Ancora ieri il consigliere regionale Fabio Refrigeri auspicava una decisione condivisa a livello di comprensorio: «Qui bisogna capirsi: un conto è la ricostruzione, un conto è lo sviluppo di un territorio. Io, col paese totalmente azzerato dal terremoto, devo fare l’indispensabile, cioè ricostruire. E in fretta, prima di perdere anche la gente che è rimasta. Se poi lo Stato, la Regione sono bravi, fanno bene a pensare anche allo sviluppo del reatino, con una nuova Salaria e tutto. Ma io devo pensare ad Amatrice».
Ma davvero non si poteva pensare ad una collocazione meno infelice del Grifoni? All’inizio fu proprio il Comune a escludere la ricostruzione sul posto, ipotizzando lo spostamento al «don Minozzi».

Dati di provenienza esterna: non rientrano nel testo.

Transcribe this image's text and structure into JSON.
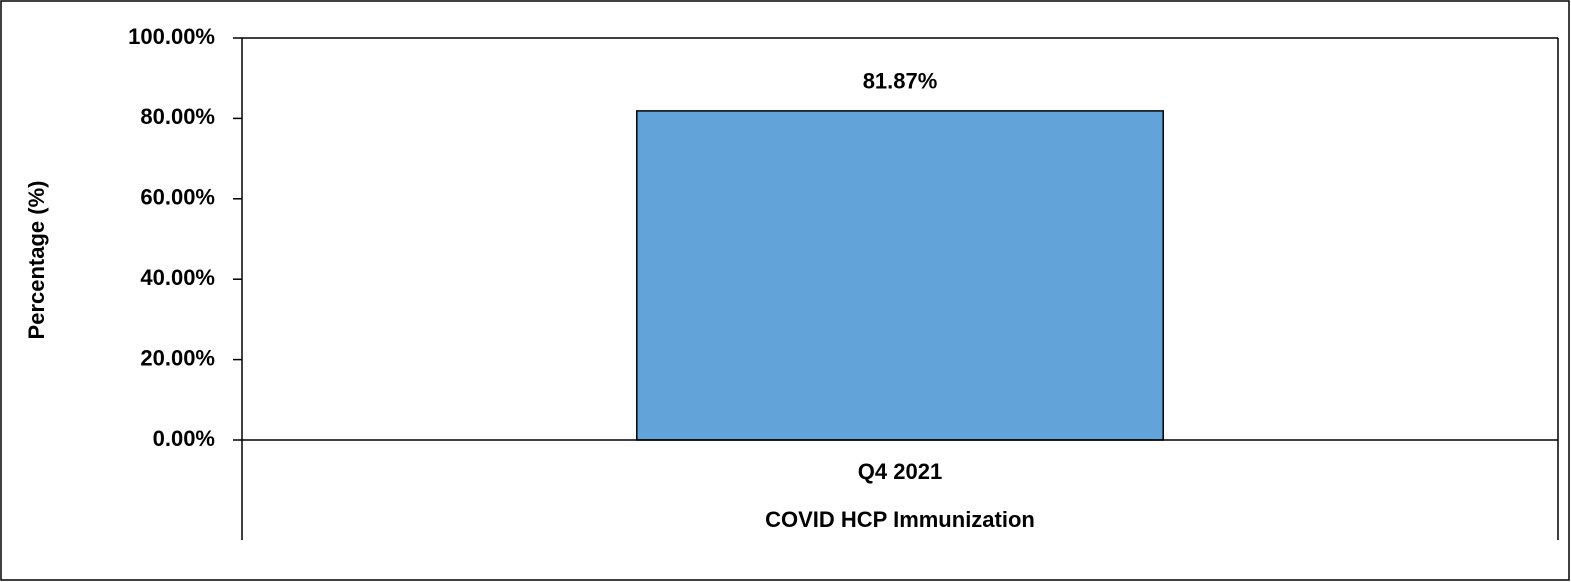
{
  "chart_data": {
    "type": "bar",
    "x_label": "COVID HCP Immunization",
    "y_label": "Percentage (%)",
    "categories": [
      "Q4 2021"
    ],
    "values": [
      81.87
    ],
    "value_labels": [
      "81.87%"
    ],
    "color": "#62a3d9",
    "ylim": [
      0,
      100
    ],
    "yticks": [
      {
        "value": 0,
        "label": "0.00%"
      },
      {
        "value": 20,
        "label": "20.00%"
      },
      {
        "value": 40,
        "label": "40.00%"
      },
      {
        "value": 60,
        "label": "60.00%"
      },
      {
        "value": 80,
        "label": "80.00%"
      },
      {
        "value": 100,
        "label": "100.00%"
      }
    ],
    "grid": false
  }
}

«E’ vero, se ne parlò, ma per gli altri sarebbe stato anche peggio, perché l’ospedale sarebbe stato ancora più nostro. Comunque poi Stato e Chiesa non si misero d’accordo e non se ne fece più nulla», dice Palombini.
E così siete tornati sui vostri passi, senza però mai valutare voi per primi l’idea di dargli un’altra collocazione: «L’ospedale è una struttura che il paese storicamente aveva e che riavrà grazie anche al contributo decisivo del governo tedesco. E per ricostruirlo e in fretta la soluzione migliore è rifarlo dov’era. Attualmente siamo nelle condizioni di affidare l’incarico a un progettista e avere il progetto entro l’anno ed entro il 2019 avviare il cantiere. Se qualcuno mi porta una proposta parallela che abbia tempi paragonabili a questi io sono pronto a discuterne. Ma la verità è che non c’è altro sul tavolo. E d’altronde non si può riunire il cosiddetto tavolo dello sviluppo una volta ogni due mesi e vagheggiare condivisioni. Specie se tra un tavolo e l’altro non si decide nulla».

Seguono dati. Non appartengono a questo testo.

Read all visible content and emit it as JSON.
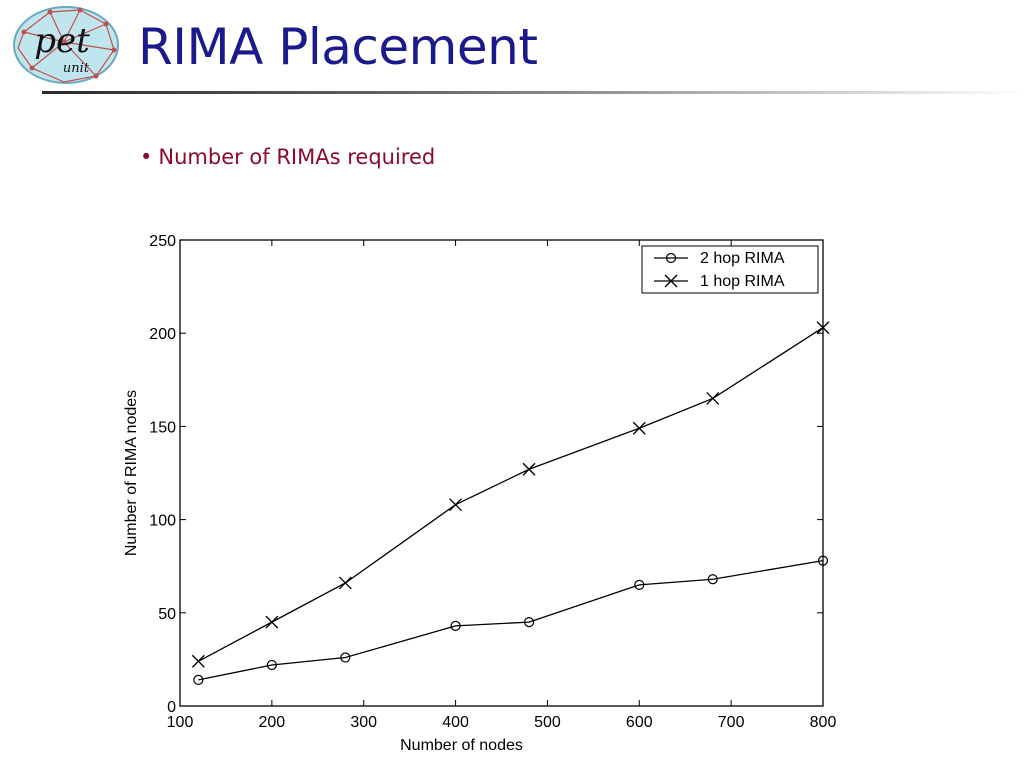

Poi l’avvertimento alla Regione: «Se poi le istituzioni dall’alto dicono che l’ospedale si fa da un’altra parte io faccio il referendum». Palombini osserva con scetticismo anche il dibattito sviluppatosi a Rieti sul de Lellis: «Mentre si discute se rifarlo nuovo o riparare quello che c’è si rischia di perdere anche quel poco che c’è». Con l’aria che tira e i «corvi» che girano all’ospedale è possibile.